Sometimes they appear afraid to stop clapping, echoing stories of forced standing ovations for Joseph Stalin recounted in video footage and Alexander Solzhenitsyn’s “Gulag Archipelago.”

Apparent corruption among these kowtowing aides — including improper use of public funds or private favors for fancy travel and other pampering — remains rampant. Unlike in true socialist states, it seems, our leaders haven’t run out of other people’s money.

Meanwhile, federal law enforcement is publicly directed to pursue the would-be autocrat’s political enemies, as well as the family members of those enemies. Such actions, when taken by thugs abroad, were once denounced by Republicans.

State-run media, or something closely approximating it, feeds the public a steady diet of pro-leader propaganda and shields viewers from news that might embarrass the head of state. Independent sources of information or accountability, or those who deviate from the party line, are branded “enemies of the people.”

On the macroeconomic front, leadership may be touting “deregulation” but in many ways is moving toward a more centrally planned economy, which includes the shielding of pet industries from the whims of the market or technological change.

That means propping up coal plants, which fracking has made less competitive. And slapping tariffs across thousands of foreign products, to subsidize struggling domestic competitors or sometimes to protect “national security.” And granting more price supports for farmers.

Old Soviet model

Just as government has inserted itself into more markets, though, it has abruptly stopped functioning, holding up the processing of those farmer subsidies or tariff exemptions. It’s the old Soviet model in a nutshell: promising much, interfering a lot, failing to deliver.
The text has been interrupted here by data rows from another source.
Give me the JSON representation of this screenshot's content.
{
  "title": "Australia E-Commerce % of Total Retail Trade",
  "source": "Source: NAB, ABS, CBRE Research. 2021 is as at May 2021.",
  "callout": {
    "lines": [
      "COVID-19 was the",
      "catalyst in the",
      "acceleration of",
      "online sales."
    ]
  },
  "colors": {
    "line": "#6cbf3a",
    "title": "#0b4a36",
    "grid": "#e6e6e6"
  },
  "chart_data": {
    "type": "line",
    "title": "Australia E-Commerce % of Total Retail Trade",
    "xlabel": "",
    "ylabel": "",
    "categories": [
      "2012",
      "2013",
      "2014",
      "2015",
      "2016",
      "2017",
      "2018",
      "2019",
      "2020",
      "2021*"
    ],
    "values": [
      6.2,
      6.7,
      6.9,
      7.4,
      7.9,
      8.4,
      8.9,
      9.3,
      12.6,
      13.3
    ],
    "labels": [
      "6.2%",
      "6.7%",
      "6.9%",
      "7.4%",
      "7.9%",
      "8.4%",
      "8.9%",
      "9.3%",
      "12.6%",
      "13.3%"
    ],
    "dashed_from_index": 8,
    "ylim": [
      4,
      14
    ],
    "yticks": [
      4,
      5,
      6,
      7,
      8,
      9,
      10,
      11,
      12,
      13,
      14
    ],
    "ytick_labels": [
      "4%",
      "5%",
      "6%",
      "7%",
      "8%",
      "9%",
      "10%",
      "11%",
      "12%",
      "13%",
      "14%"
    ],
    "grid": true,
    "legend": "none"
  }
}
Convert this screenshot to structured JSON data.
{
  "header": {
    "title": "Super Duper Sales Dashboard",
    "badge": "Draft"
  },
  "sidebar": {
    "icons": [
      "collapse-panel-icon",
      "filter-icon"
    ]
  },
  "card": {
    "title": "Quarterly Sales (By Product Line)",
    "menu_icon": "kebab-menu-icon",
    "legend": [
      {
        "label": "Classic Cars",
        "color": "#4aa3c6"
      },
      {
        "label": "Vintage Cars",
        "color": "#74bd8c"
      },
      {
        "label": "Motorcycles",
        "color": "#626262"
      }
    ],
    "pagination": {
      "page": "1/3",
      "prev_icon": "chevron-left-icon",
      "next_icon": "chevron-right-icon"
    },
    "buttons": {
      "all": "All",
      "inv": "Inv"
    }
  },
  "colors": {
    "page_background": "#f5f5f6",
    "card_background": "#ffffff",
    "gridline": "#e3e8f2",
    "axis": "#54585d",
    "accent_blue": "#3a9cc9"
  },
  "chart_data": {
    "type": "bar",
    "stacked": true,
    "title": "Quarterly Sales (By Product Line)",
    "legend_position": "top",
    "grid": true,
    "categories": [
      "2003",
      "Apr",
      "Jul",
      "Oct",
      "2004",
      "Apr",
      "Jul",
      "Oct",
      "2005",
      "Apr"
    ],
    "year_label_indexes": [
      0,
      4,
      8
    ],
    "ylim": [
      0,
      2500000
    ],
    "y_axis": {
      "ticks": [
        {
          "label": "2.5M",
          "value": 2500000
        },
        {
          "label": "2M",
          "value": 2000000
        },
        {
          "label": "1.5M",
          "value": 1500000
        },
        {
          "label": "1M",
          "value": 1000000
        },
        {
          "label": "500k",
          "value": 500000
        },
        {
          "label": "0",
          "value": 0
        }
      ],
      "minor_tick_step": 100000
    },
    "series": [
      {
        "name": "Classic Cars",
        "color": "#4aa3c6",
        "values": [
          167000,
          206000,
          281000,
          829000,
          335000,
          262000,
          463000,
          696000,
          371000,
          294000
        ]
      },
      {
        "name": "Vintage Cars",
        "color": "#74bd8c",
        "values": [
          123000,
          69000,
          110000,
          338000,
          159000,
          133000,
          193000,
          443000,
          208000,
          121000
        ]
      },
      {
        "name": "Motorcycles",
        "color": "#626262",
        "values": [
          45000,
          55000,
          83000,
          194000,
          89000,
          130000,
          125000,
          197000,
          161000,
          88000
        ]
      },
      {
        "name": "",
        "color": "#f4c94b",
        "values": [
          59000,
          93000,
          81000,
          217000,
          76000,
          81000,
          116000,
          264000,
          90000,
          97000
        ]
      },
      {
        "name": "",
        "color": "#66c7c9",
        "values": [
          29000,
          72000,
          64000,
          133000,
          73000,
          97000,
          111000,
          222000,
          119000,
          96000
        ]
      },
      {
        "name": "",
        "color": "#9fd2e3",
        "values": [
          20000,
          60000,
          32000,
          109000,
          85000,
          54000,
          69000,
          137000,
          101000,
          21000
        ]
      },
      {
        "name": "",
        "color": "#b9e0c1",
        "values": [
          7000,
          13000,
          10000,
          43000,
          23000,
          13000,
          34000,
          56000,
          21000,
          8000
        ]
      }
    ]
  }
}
“Picking winners and losers” was once a thing Republicans abhorred, a practice embraced only by failed socialist states; today the Republican standard-bearer picks winners and losers even within the government itself.

The government may be officially shuttered, but President Trump decided to do an end run around the constitutionally mandated, democratic appropriations process. He is picking and choosing which government functions are allowed to function: yes to his offshore drilling plan and tax refunds; no to the Smithsonian museums.

All branches of government may be equal — but some, it seems, are more equal than others.